In any case, if the riot police -- estimated at only 1,000 to 5,000 men -- were dispersed between Warsaw and the coast, they would hardly be a strong-enough force to quell the kind of unrest that would rapidly spread throughout the country in today's atmosphere in any tense situation.
"At the moment 500 industrial plants are on strike," Jaruzelski is quoted as having told the Polish Politburo last summer. "That's 500 fortresses." The attribution may be apocryphal, but the fact remains. It is generally assumed that by now every factory has its own contingency plans for occupying and holding its own "fortress" as long as supplies last.
Certainly over the past decade Poles have shown a new talent for decentralized grass-roots organization. Steelworkers spontaneously formed their own "militia" to patrol shipyards and factories in 1970. The Roman Catholic Church fielded an independent and very tough cadre of 40,000 security monitors for crowd control during the Pope's visit in 1979.
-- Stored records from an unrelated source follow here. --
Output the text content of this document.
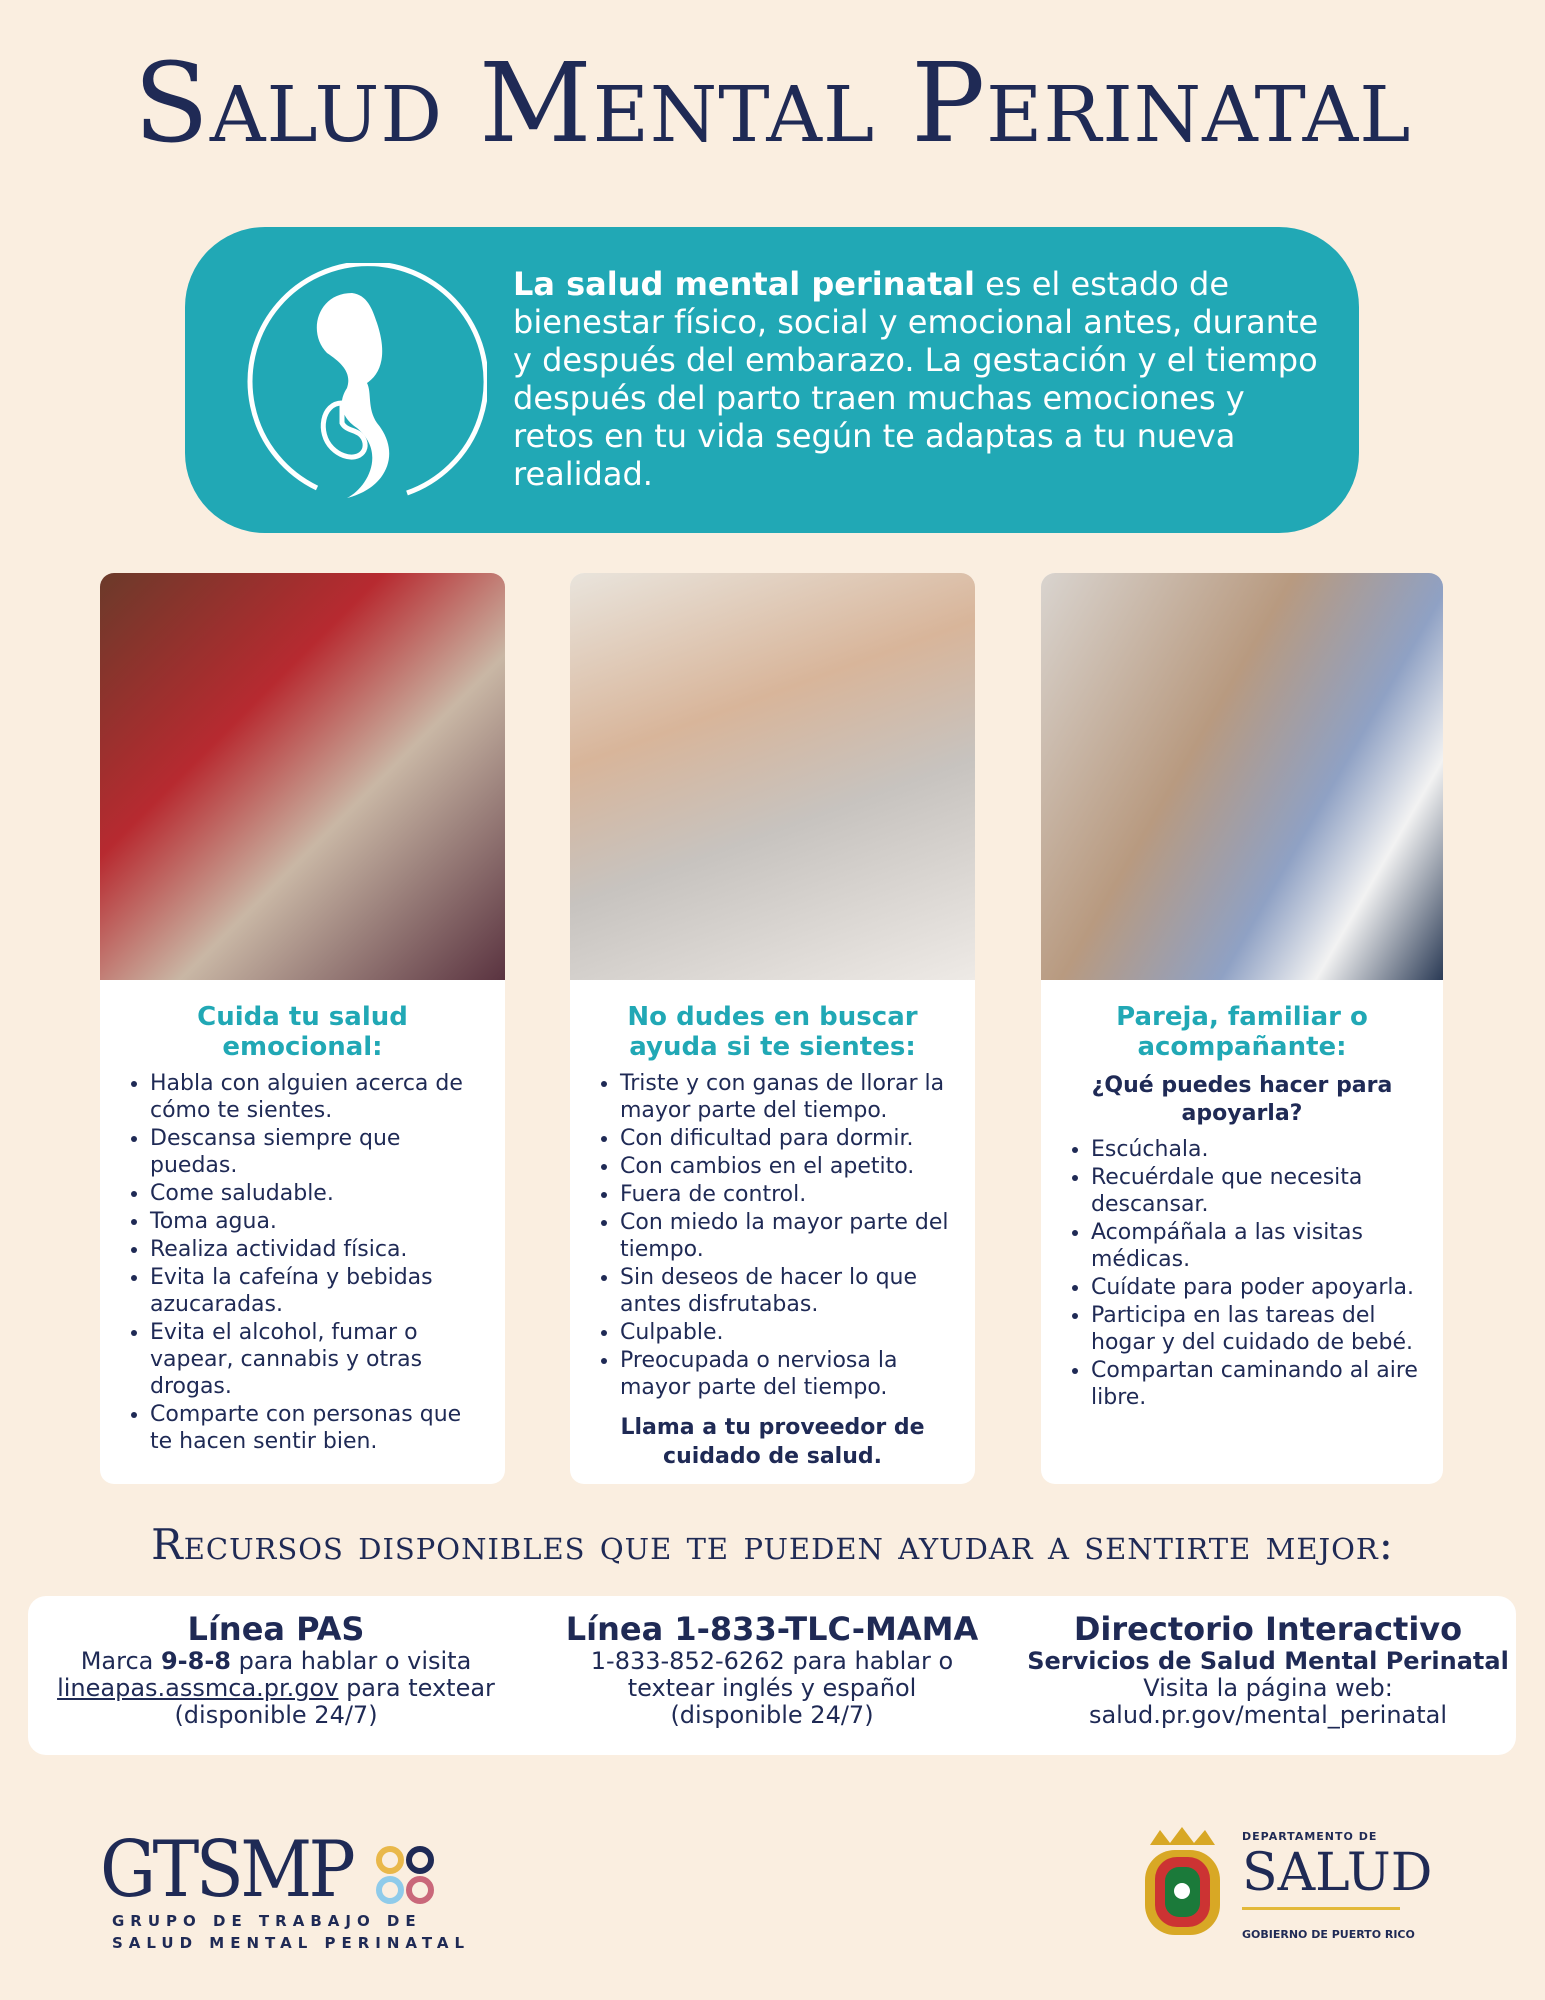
Salud Mental Perinatal

La salud mental perinatal es el estado de bienestar físico, social y emocional antes, durante y después del embarazo. La gestación y el tiempo después del parto traen muchas emociones y retos en tu vida según te adaptas a tu nueva realidad.

Cuida tu salud emocional:
• Habla con alguien acerca de cómo te sientes.
• Descansa siempre que puedas.
• Come saludable.
• Toma agua.
• Realiza actividad física.
• Evita la cafeína y bebidas azucaradas.
• Evita el alcohol, fumar o vapear, cannabis y otras drogas.
• Comparte con personas que te hacen sentir bien.
No dudes en buscar ayuda si te sientes:
• Triste y con ganas de llorar la mayor parte del tiempo.
• Con dificultad para dormir.
• Con cambios en el apetito.
• Fuera de control.
• Con miedo la mayor parte del tiempo.
• Sin deseos de hacer lo que antes disfrutabas.
• Culpable.
• Preocupada o nerviosa la mayor parte del tiempo.
Llama a tu proveedor de cuidado de salud.
Pareja, familiar o acompañante:
¿Qué puedes hacer para apoyarla?
• Escúchala.
• Recuérdale que necesita descansar.
• Acompáñala a las visitas médicas.
• Cuídate para poder apoyarla.
• Participa en las tareas del hogar y del cuidado de bebé.
• Compartan caminando al aire libre.
Recursos disponibles que te pueden ayudar a sentirte mejor:
Línea PAS
Marca 9-8-8 para hablar o visita lineapas.assmca.pr.gov para textear (disponible 24/7)
Línea 1-833-TLC-MAMA
1-833-852-6262 para hablar o textear inglés y español (disponible 24/7)
Directorio Interactivo
Servicios de Salud Mental Perinatal
Visita la página web:
salud.pr.gov/mental_perinatal
GTSMP
GRUPO DE TRABAJO DE
SALUD MENTAL PERINATAL
DEPARTAMENTO DE
SALUD
GOBIERNO DE PUERTO RICO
And peasants and factory workers in Rzeszov, during the height of sit-in strikes there in January, devised a sophisticated warning system that could trigger a general alert throughout the city in a manner of minutes.
That such grass-roots organization would harness hundreds of thousands of resisters to any attempted strikebreaking is taken for granted. In 1956, 1970, and 1976 angry workers burned down party headquarters and one train station, attacked prisons and police headquarters, ripped up railroad tracks and halted the Paris-Warsaw express, seized police and military vehicles, beat up party officials, and fought pitched battles with police with paving stones and iron bars. It is only the extraordinary self-discipline of Solidarity that has prevented similar actions this time around.
So what is the final conclusion? Probably this: In the present atmosphere the Poles think their own security forces would not shoot down strikers. They think further that their Army and reserves would shoot at any Soviet (and East German) invaders.The Russians probably think the same. And what people think at this point is even more important than what the Poles would actually do.